She wasn't sure why she was arguing; a misguided self-sacrifice was a more favorable outcome than prolonging their duel until there were no victors, only victims. Perhaps she could inspire another drastic change of heart, that Aradia might elect instead to escape with them.

"There is more than simple murder in Morrigan's head," Aradia said. She looked down at the bisected arm she still cradled to her chest. "Consider well her power, and that you have escaped its undivided attention in person more than once—and for all your aptitude, Pyrrha, that is several times too many. Have you never considered why the apparent solitary window of opportunity she had to seal your fate, marked by that scar, did not warrant a lethal blow?"

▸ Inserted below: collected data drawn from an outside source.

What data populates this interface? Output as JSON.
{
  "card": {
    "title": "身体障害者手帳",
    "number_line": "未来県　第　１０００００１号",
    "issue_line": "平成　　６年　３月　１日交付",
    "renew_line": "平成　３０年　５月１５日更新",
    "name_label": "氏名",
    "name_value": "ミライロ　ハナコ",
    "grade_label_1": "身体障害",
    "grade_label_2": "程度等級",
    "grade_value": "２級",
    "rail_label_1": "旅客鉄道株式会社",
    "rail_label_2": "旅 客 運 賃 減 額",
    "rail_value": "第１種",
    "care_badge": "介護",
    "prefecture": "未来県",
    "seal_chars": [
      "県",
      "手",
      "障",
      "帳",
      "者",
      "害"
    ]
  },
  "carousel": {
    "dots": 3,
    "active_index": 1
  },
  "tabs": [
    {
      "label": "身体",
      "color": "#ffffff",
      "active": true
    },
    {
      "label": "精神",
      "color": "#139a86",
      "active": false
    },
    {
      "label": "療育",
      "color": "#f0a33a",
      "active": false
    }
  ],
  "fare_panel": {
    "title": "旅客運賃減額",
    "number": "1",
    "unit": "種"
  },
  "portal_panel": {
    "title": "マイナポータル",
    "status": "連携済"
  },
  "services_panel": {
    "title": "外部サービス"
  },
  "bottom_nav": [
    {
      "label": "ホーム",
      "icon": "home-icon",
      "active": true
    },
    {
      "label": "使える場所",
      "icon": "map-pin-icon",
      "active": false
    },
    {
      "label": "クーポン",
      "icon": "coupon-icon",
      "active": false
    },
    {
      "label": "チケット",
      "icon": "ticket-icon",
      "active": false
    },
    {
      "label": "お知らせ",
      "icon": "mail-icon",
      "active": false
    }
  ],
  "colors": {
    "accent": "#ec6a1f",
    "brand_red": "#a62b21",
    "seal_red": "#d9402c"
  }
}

"What on earth are you driving at? You think she's not striving to kill me?" As Pyrrha spoke, the notion claimed a terrible sort of logic that left her feeling as if the world had vanished from under her. The curse that had birthed Ashlin, the demented birds carrying her from Spire Island, the lethal attack directed solely at Wasila in the vapor chamber . . . Daisy clutched her arm painfully tight.

"That is my conclusion, yes. She wants you alive; this is an advantage the rest of us cannot claim. A slim advantage . . . but there it is. Exploit it." Aradia's head tilted back up to take in the encroaching plague, flittering under slow-billowing storm clouds like swathes of smoke from the sun-kindled horizon beneath, fiery white sparks flickering within. "Our allotted time for this exchange is dwindling. You must flee, before you render even this final endeavor of mine pointless."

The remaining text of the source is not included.